Las Vegas Sun

April 26, 2024

Dean optimistic on Democrats’ chances in Nevada for 2008

Freshly minted Democratic National Committee Chairman Howard Dean believes his party can win Nevada and other swing states in the 2008 presidential election by improving grass-roots campaigning and honing its own message.

In a press conference Tuesday at Bally's, the former Democratic presidential candidate and Vermont governor said Republicans did a better job of getting out the vote last November in the swing states. Nevada, which was won by Republican President Bush over Democrat John Kerry, was one of those states.

"I hope that by the 2008 presidential campaign we'll have people from Nevada talk to their neighbors in Nevada, asking them to vote Democratic and talking to them about the enormous disaster that the president attempted with Social Security," Dean said.

"He's leaving $2 trillion of additional debt to our children while saying Social Security should be managed by the same people who gave us Enron, Tyco and MCI."

Dean was at the resort to speak at the AFL-CIO Executive Council Meeting, a three-day event that wraps up on Thursday.

One reason Bush won election in 2000 and 2004 was that the Democratic Party allowed itself to be defined by the Republican Party, he said.

"We need to stop being defensive about the things we believe in," Dean said of Democrats. "The best defense is a great offense. We need to attack the Republicans where they are weak, which is in practically every area of public policy that there is.

"Certainly they can't manage money. They ran up a huge deficit. They're sending our jobs off shore. They've attacked labor everywhere they could. They've pushed back wages."

Although Kerry carried Clark County, Bush trounced him in Nevada's rural counties. Dean said Democrats can do better in the rural counties, relating the story of a rural Missouri woman who built up her county Democratic Party from three members in her kitchen to 250 who now show up for monthly meetings.

"There's not one county in America with no Democrats, not one," Dean said. "We've got to make these folks proud to be Democrats.

"I understand that we're not going to win in the rural areas of Nevada but you know what? If we increase our percentages from 35 to 45 in the rural areas of Nevada, Nevada is a blue (Democratic) state."

Democrats can win Nevada again in a presidential election because they have done so in the past, Dean said.

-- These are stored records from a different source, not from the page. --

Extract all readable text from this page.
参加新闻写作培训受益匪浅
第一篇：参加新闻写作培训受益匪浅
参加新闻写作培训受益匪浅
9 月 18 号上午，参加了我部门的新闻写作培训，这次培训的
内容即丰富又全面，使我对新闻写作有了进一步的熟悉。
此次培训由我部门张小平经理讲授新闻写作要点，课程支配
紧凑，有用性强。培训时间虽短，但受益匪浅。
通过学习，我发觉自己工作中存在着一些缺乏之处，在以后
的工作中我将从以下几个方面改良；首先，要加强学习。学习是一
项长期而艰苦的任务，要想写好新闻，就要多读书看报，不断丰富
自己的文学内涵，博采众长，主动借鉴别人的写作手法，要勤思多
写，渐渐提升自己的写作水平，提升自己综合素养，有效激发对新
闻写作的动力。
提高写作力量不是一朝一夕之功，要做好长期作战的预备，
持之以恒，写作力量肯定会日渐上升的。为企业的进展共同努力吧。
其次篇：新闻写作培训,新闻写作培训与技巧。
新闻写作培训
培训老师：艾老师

He mentioned Democrat Bill Clinton's victory in Nevada in 1996, neglecting to note that the former president also carried the state in 1992.

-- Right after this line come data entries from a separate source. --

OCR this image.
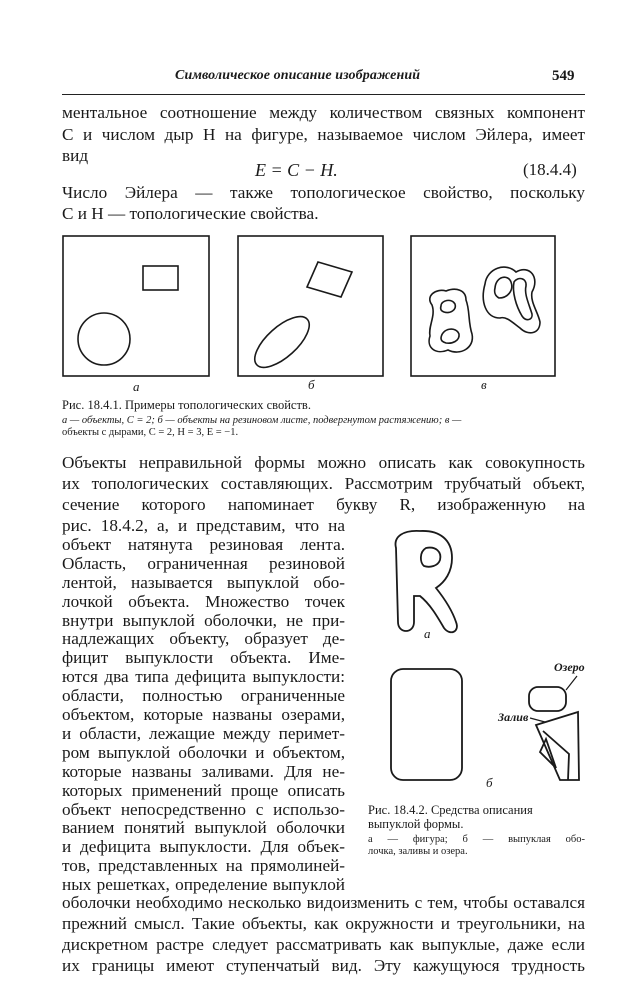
Символическое описание изображений	549
ментальное соотношение между количеством связных компонент
C и числом дыр H на фигуре, называемое числом Эйлера, имеет
вид
E = C − H.	(18.4.4)
Число Эйлера — также топологическое свойство, поскольку
C и H — топологические свойства.
а	б	в
Рис. 18.4.1. Примеры топологических свойств.
а — объекты, C = 2; б — объекты на резиновом листе, подвергнутом растяжению; в —
объекты с дырами, C = 2, H = 3, E = −1.
Объекты неправильной формы можно описать как совокупность
их топологических составляющих. Рассмотрим трубчатый объект,
сечение которого напоминает букву R, изображенную на
рис. 18.4.2, а, и представим, что на
объект натянута резиновая лента.
Область, ограниченная резиновой
лентой, называется выпуклой обо-
лочкой объекта. Множество точек
внутри выпуклой оболочки, не при-
надлежащих объекту, образует де-
фицит выпуклости объекта. Име-
ются два типа дефицита выпуклости:
области, полностью ограниченные
объектом, которые названы озерами,
и области, лежащие между перимет-
ром выпуклой оболочки и объектом,
которые названы заливами. Для не-
которых применений проще описать
объект непосредственно с использо-
ванием понятий выпуклой оболочки
и дефицита выпуклости. Для объек-
тов, представленных на прямолиней-
ных решетках, определение выпуклой
а
б
Озеро
Залив
Рис. 18.4.2. Средства описания
выпуклой формы.
а — фигура; б — выпуклая обо-
лочка, заливы и озера.
оболочки необходимо несколько видоизменить с тем, чтобы оставался
прежний смысл. Такие объекты, как окружности и треугольники, на
дискретном растре следует рассматривать как выпуклые, даже если
их границы имеют ступенчатый вид. Эту кажущуюся трудность
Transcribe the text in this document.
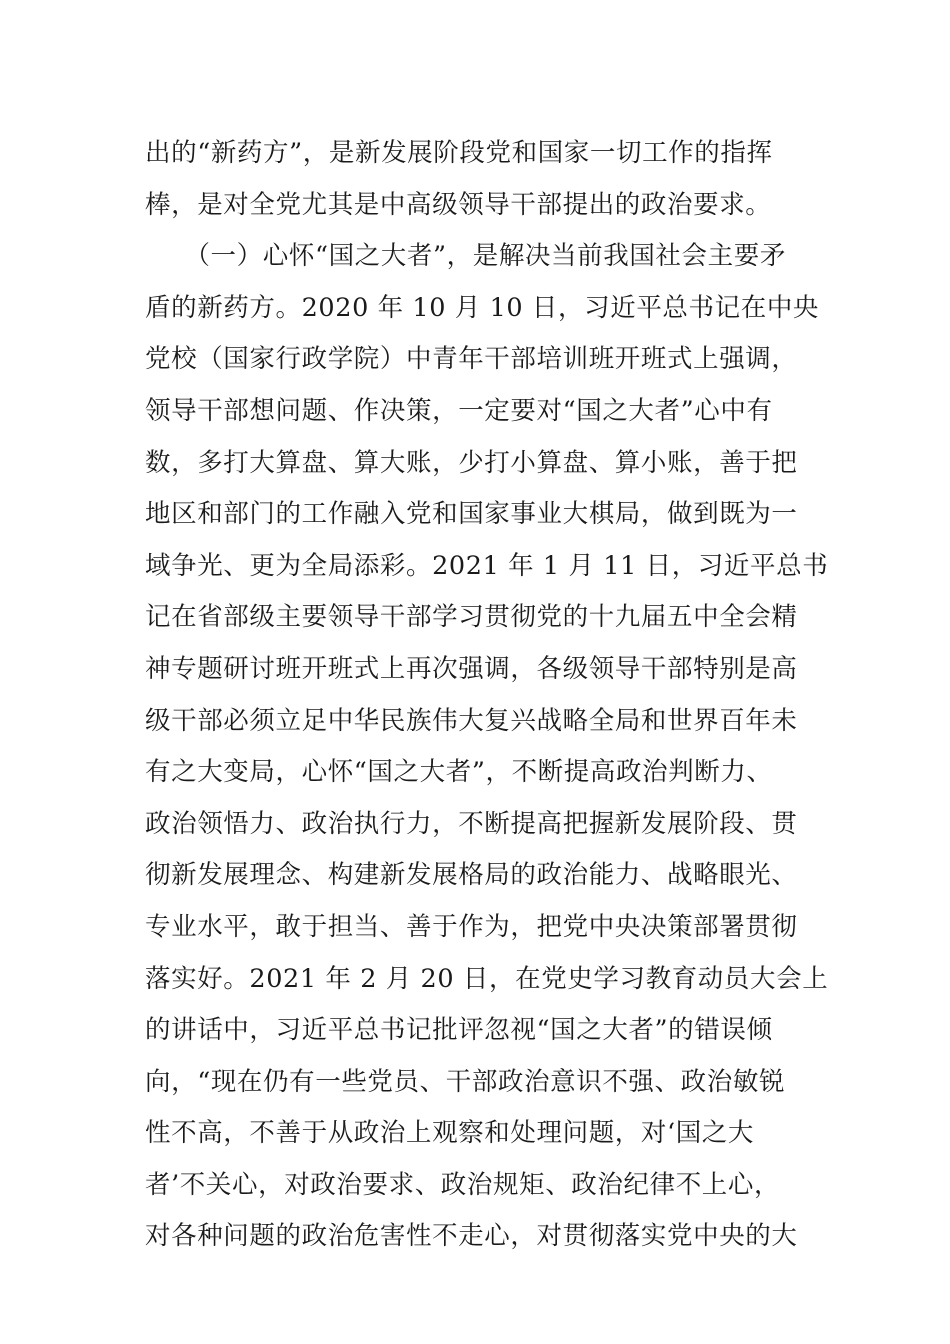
出的“新药方”，是新发展阶段党和国家一切工作的指挥
棒，是对全党尤其是中高级领导干部提出的政治要求。
　　（一）心怀“国之大者”，是解决当前我国社会主要矛
盾的新药方。2020 年 10 月 10 日，习近平总书记在中央
党校（国家行政学院）中青年干部培训班开班式上强调，
领导干部想问题、作决策，一定要对“国之大者”心中有
数，多打大算盘、算大账，少打小算盘、算小账，善于把
地区和部门的工作融入党和国家事业大棋局，做到既为一
域争光、更为全局添彩。2021 年 1 月 11 日，习近平总书
记在省部级主要领导干部学习贯彻党的十九届五中全会精
神专题研讨班开班式上再次强调，各级领导干部特别是高
级干部必须立足中华民族伟大复兴战略全局和世界百年未
有之大变局，心怀“国之大者”，不断提高政治判断力、
政治领悟力、政治执行力，不断提高把握新发展阶段、贯
彻新发展理念、构建新发展格局的政治能力、战略眼光、
专业水平，敢于担当、善于作为，把党中央决策部署贯彻
落实好。2021 年 2 月 20 日，在党史学习教育动员大会上
的讲话中，习近平总书记批评忽视“国之大者”的错误倾
向，“现在仍有一些党员、干部政治意识不强、政治敏锐
性不高，不善于从政治上观察和处理问题，对‘国之大
者’不关心，对政治要求、政治规矩、政治纪律不上心，
对各种问题的政治危害性不走心，对贯彻落实党中央的大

"Nevada is a state we can win," Dean said. "We have won here in the past and we expect we can win in the future."

All six of Nevada's state constitutional offices -- governor, lieutenant governor, attorney general, secretary of state, treasurer and controller -- are held by Republicans. But Dean expressed confidence that Democrats could do well in this state in 2006, when all of those offices are up for grabs.

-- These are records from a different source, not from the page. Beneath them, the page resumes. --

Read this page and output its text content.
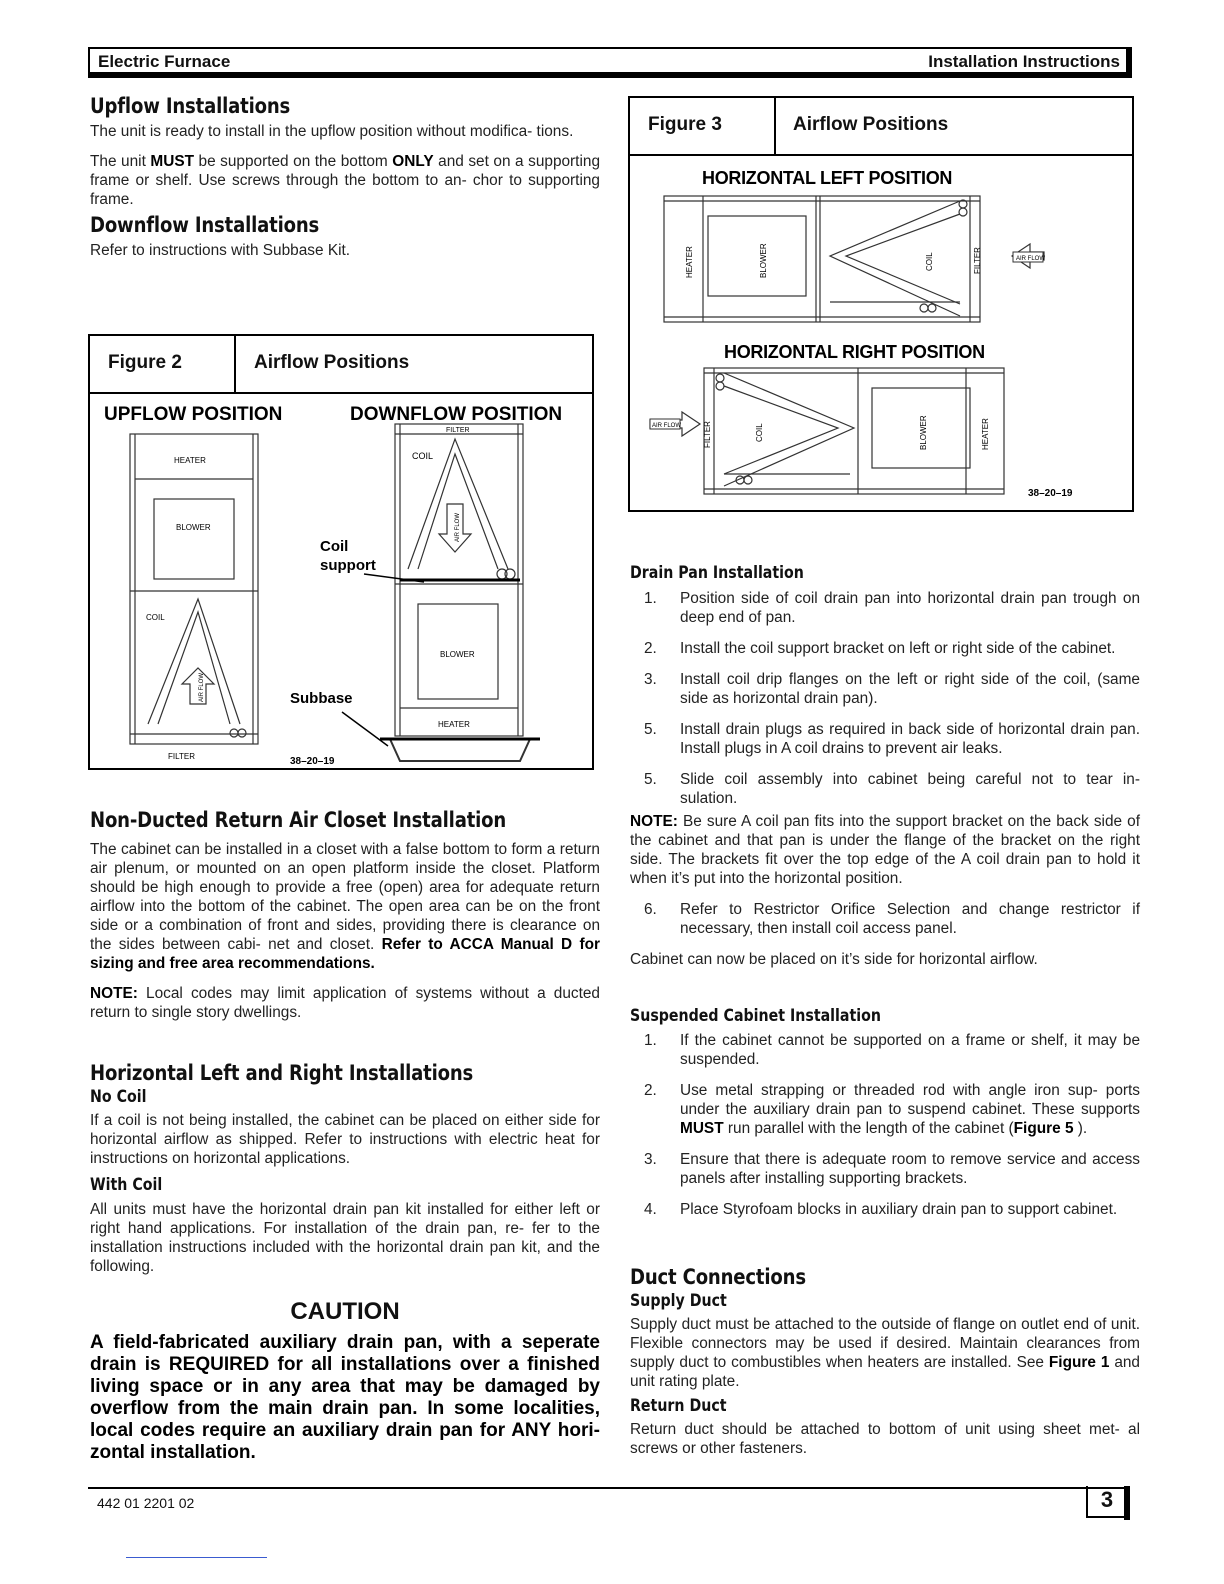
Electric Furnace	Installation Instructions
Upflow Installations

The unit is ready to install in the upflow position without modifica- tions.

The unit MUST be supported on the bottom ONLY and set on a supporting frame or shelf. Use screws through the bottom to an- chor to supporting frame.

Downflow Installations

Refer to instructions with Subbase Kit.

Figure 2	Airflow Positions
UPFLOW POSITION	DOWNFLOW POSITION
HEATER
BLOWER
COIL
FILTER
AIR FLOW
FILTER
COIL
BLOWER
HEATER
AIR FLOW
Coil
support
Subbase
38–20–19
Non-Ducted Return Air Closet Installation

The cabinet can be installed in a closet with a false bottom to form a return air plenum, or mounted on an open platform inside the closet. Platform should be high enough to provide a free (open) area for adequate return airflow into the bottom of the cabinet. The open area can be on the front side or a combination of front and sides, providing there is clearance on the sides between cabi- net and closet. Refer to ACCA Manual D for sizing and free area recommendations.

NOTE: Local codes may limit application of systems without a ducted return to single story dwellings.

Horizontal Left and Right Installations
No Coil

If a coil is not being installed, the cabinet can be placed on either side for horizontal airflow as shipped. Refer to instructions with electric heat for instructions on horizontal applications.

With Coil

All units must have the horizontal drain pan kit installed for either left or right hand applications. For installation of the drain pan, re- fer to the installation instructions included with the horizontal drain pan kit, and the following.

CAUTION
A field-fabricated auxiliary drain pan, with a seperate drain is REQUIRED for all installations over a finished living space or in any area that may be damaged by overflow from the main drain pan. In some localities, local codes require an auxiliary drain pan for ANY hori- zontal installation.
Figure 3	Airflow Positions
HORIZONTAL LEFT POSITION
AIR FLOW
HEATER	BLOWER	COIL	FILTER
HORIZONTAL RIGHT POSITION
AIR FLOW	FILTER	COIL	BLOWER	HEATER
38–20–19
Drain Pan Installation
1. Position side of coil drain pan into horizontal drain pan trough on deep end of pan.
2. Install the coil support bracket on left or right side of the cabinet.
3. Install coil drip flanges on the left or right side of the coil, (same side as horizontal drain pan).
5. Install drain plugs as required in back side of horizontal drain pan. Install plugs in A coil drains to prevent air leaks.
5. Slide coil assembly into cabinet being careful not to tear in- sulation.

NOTE: Be sure A coil pan fits into the support bracket on the back side of the cabinet and that pan is under the flange of the bracket on the right side. The brackets fit over the top edge of the A coil drain pan to hold it when it’s put into the horizontal position.

6. Refer to Restrictor Orifice Selection and change restrictor if necessary, then install coil access panel.

Cabinet can now be placed on it’s side for horizontal airflow.

Suspended Cabinet Installation
1. If the cabinet cannot be supported on a frame or shelf, it may be suspended.
2. Use metal strapping or threaded rod with angle iron sup- ports under the auxiliary drain pan to suspend cabinet. These supports MUST run parallel with the length of the cabinet (Figure 5 ).
3. Ensure that there is adequate room to remove service and access panels after installing supporting brackets.
4. Place Styrofoam blocks in auxiliary drain pan to support cabinet.
Duct Connections
Supply Duct

Supply duct must be attached to the outside of flange on outlet end of unit. Flexible connectors may be used if desired. Maintain clearances from supply duct to combustibles when heaters are installed. See Figure 1 and unit rating plate.

Return Duct

Return duct should be attached to bottom of unit using sheet met- al screws or other fasteners.

442 01 2201 02	3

"We want to take those races seriously," he said. "We want to see if we can elect some folks who are compatible with what needs to be done in this country in terms of jobs, health care and education."

Dean spoke of having a close relationship with Senate Minority Leader Harry Reid, D-Nev. And Dean stressed the need for state Democratic parties to forge closer ties to organized labor to build grassroots support.

"The fate of the Democratic Party and the fate of labor are intertwined," Dean said. "Our party has always been the party of working Americans. When labor was successful middle class lifestyles were better than they are today."

Dean said one way to build grassroots support is for Democrats to back state ballot initiatives to boost the minimum wage. Nevadans in November approved a proposed constitutional amendment that, if approved again in 2006, would increase the minimum wage in this state from $5.15 an hour to $6.15 an hour for some employees.